(Image credit: Kelli Foster)

If you made a New Year's resolution to include more greens in your diet, these four winter greens are a good place to start. While they all come bearing firm stalks topped with deep-green leaves and florets, do you really know what sets broccoli, Broccolini, broccoli rabe, and Chinese broccoli apart?

The Difference Between Broccoli, Broccolini, Broccoli Rabe, and Chinese Broccoli

Despite their similar names, what sets these winter veggies apart is the plant family they belong to. While broccoli, Broccolini, and Chinese broccoli are closely related to cabbage, the closest kin to broccoli rabe is turnips. A closer look at the size of their stalks, along with their leaves and florets, illustrates their differences.

Broccoli
(Image credit: Kelli Foster)

More About Broccoli

With thick, crisp stalks topped with rounded green florets, broccoli is a member of the cabbage family. It has a grassy, earthy flavor that's mildly bitter. And while we most often reach for the florets, the whole plant is edible.

The Easiest Ways to Cook Broccoli: How To Cook Broccoli, 5 Ways

This green veggie is super versatile when it comes to cooking. Steamed, sautéed, roasted, stir-fried, or even puréed into a sauce — pick your favorite, and have at it. And while it makes a good side dish when cooked, broccoli can easily be used raw in salads and crudités.

Broccolini
(Image credit: Kelli Foster)

More About Broccolini

While it might look like it, Broccolini is not baby broccoli. This lanky vegetable is a hybrid; first created in 1993, it's a cross between broccoli and Chinese broccoli.
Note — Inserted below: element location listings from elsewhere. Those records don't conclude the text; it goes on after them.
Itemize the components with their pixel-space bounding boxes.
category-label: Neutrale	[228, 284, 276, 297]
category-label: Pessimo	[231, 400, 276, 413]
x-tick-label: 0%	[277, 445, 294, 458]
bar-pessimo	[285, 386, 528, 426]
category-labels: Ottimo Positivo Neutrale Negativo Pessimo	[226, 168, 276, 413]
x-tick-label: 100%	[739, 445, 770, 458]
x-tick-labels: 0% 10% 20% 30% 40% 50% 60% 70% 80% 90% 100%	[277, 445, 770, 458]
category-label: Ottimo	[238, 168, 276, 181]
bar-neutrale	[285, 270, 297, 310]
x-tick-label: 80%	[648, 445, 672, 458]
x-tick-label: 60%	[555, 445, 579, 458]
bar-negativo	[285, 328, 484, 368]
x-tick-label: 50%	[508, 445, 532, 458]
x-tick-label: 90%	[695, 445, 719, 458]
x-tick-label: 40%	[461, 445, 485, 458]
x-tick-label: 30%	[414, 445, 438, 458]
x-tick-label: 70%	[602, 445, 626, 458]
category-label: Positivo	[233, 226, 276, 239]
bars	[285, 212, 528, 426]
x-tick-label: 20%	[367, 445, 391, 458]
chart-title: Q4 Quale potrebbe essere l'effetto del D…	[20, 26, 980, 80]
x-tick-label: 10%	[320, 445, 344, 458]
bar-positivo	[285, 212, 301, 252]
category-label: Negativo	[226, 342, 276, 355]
It has small florets, long stalks, and a few small leaves — all of which are edible.

Compared to the bitter flavor of regular broccoli, Broccolini is more mild, with a sweet, earthy taste. And while it can be eaten raw, Broccolini is best when cooked. It can be sautéed, steamed, roasted, and grilled.

Broccoli rabe.
(Image credit: Kelli Foster)

More About Broccoli Rabe

Broccoli rabe isn't actually related to broccoli. Instead, it's closely related to the turnip. And the best way to approach it is just as you would with bitter leafy greens, like mustard greens or turnip greens.

This long, slender vegetable, which may also be referred to as broccoli raab and is similar to rapini, has thin stalks with deep-green leaves and small buds that resemble broccoli florets. Broccoli rabe is sold fresh in grocery stores and farmers markets, and is at its peak in the cold months of winter.
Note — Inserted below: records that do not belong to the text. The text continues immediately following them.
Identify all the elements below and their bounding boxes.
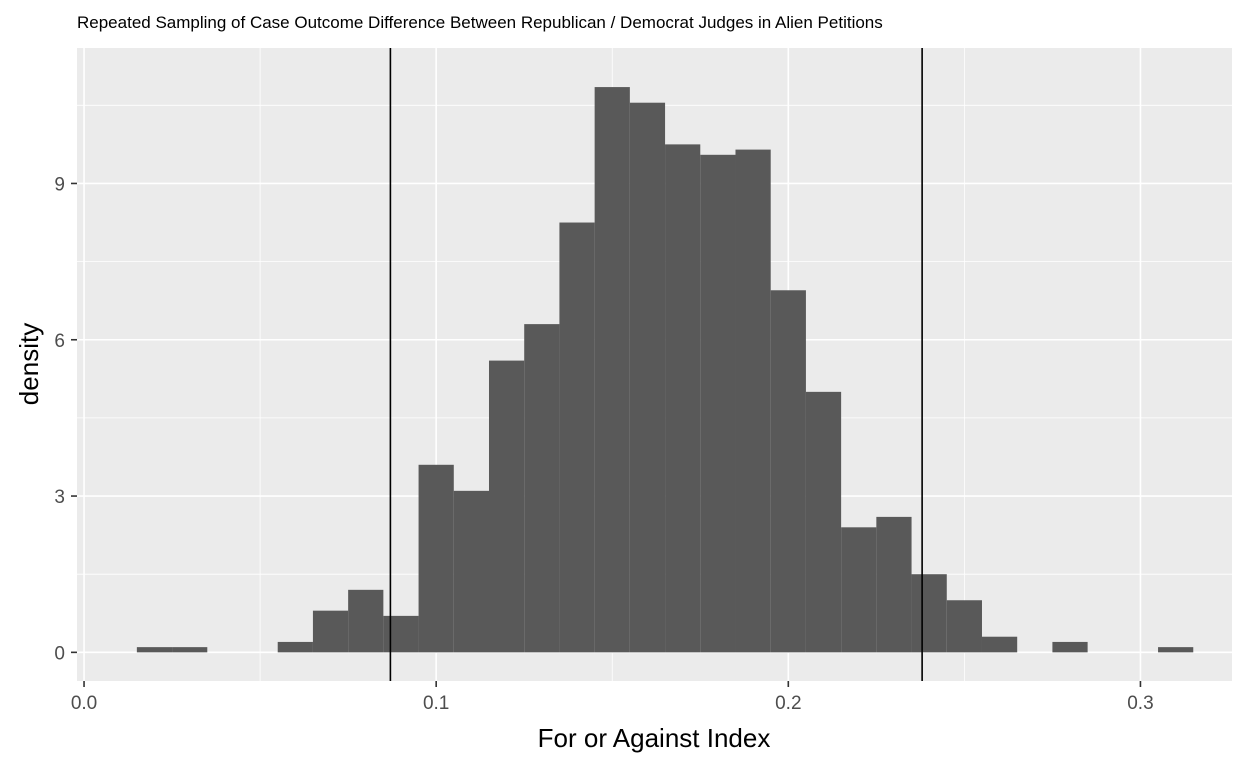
histogram-bar	[911, 574, 947, 653]
x-tick-label: 0.2	[775, 693, 801, 714]
histogram-bar	[805, 391, 842, 653]
histogram-bar	[418, 464, 454, 653]
x-tick-label: 0.0	[71, 693, 97, 714]
histogram-bar	[770, 290, 806, 653]
histogram-bar	[665, 144, 701, 653]
histogram-bar	[981, 636, 1018, 653]
histogram-bar	[277, 641, 313, 653]
interval-lines	[389, 48, 923, 681]
histogram-bar	[946, 600, 982, 653]
axis-tick-labels: 0.0 0.1 0.2 0.3 0 3 6 9	[54, 174, 1153, 714]
histogram-bar	[629, 102, 666, 653]
histogram-bar	[1052, 641, 1088, 653]
histogram-bar	[172, 647, 208, 653]
x-tick-label: 0.3	[1127, 693, 1153, 714]
histogram-bar	[841, 527, 877, 653]
x-tick-label: 0.1	[423, 693, 449, 714]
y-axis-title: density	[14, 323, 44, 405]
histogram-bar	[876, 516, 912, 653]
y-tick-label: 9	[54, 174, 65, 195]
histogram-bar	[312, 610, 349, 653]
chart-title: Repeated Sampling of Case Outcome Differ…	[77, 13, 883, 32]
x-axis-title: For or Against Index	[538, 723, 771, 753]
histogram-bar	[453, 490, 489, 653]
y-tick-label: 6	[54, 331, 65, 352]
y-tick-label: 3	[54, 487, 65, 508]
histogram-bar	[735, 149, 771, 653]
histogram-bar	[348, 589, 384, 653]
histogram-bar	[559, 222, 595, 653]
histogram-bar	[594, 87, 630, 653]
histogram-bars	[136, 87, 1194, 653]
axis-ticks	[71, 182, 1142, 687]
histogram-bar	[136, 647, 173, 653]
histogram-bar	[1158, 647, 1194, 653]
histogram-bar	[700, 154, 736, 653]
histogram-bar	[524, 324, 560, 653]
histogram-bar	[383, 615, 419, 653]
histogram-bar	[488, 360, 525, 653]
y-tick-label: 0	[54, 643, 65, 664]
Although the flavor mellows somewhat as it cooks, broccoli rabe has a bitter taste that's also a bit earthy and nutty. It's particularly popular in Italian cuisine, and best when sautéed or blanched to soften the stalks and leaves.

Chinese broccoli
(Image credit: Christine Gallary)

More About Chinese Broccoli

Chinese broccoli — also known as kai-lan, gai-lan, and Chinese kale — is a leafy green vegetable closely related to thick-stemmed broccoli, cabbage, and Brussels sprouts. It has flat leaves, thick stems, and tiny florets.

Widely eaten in Chinese, Vietnamese, and Thai cuisine, Chinese broccoli has a slightly bitter and earthy taste, and is best after a quick steam or sauté, or in a stir-fry. It may prove tough to find Chinese broccoli in large grocery stores, so check your local Asian market, which is more likely to carry it.

Can They Be Used Interchangeably?

The short answer is yes, but there are a few caveats.

Because they vary in size and shape, certain swaps work better than others. If you're focused on florets, broccoli and Broccolini can easily be used interchangeably. If you're cooking with the broccoli stalk, Chinese broccoli also has a thick stem and makes a good substitute. And if the leafy greens are what you're after, broccoli rabe and Chinese broccoli can be used for one another. Do keep in mind that you may have to adjust the cook time to account for the swap.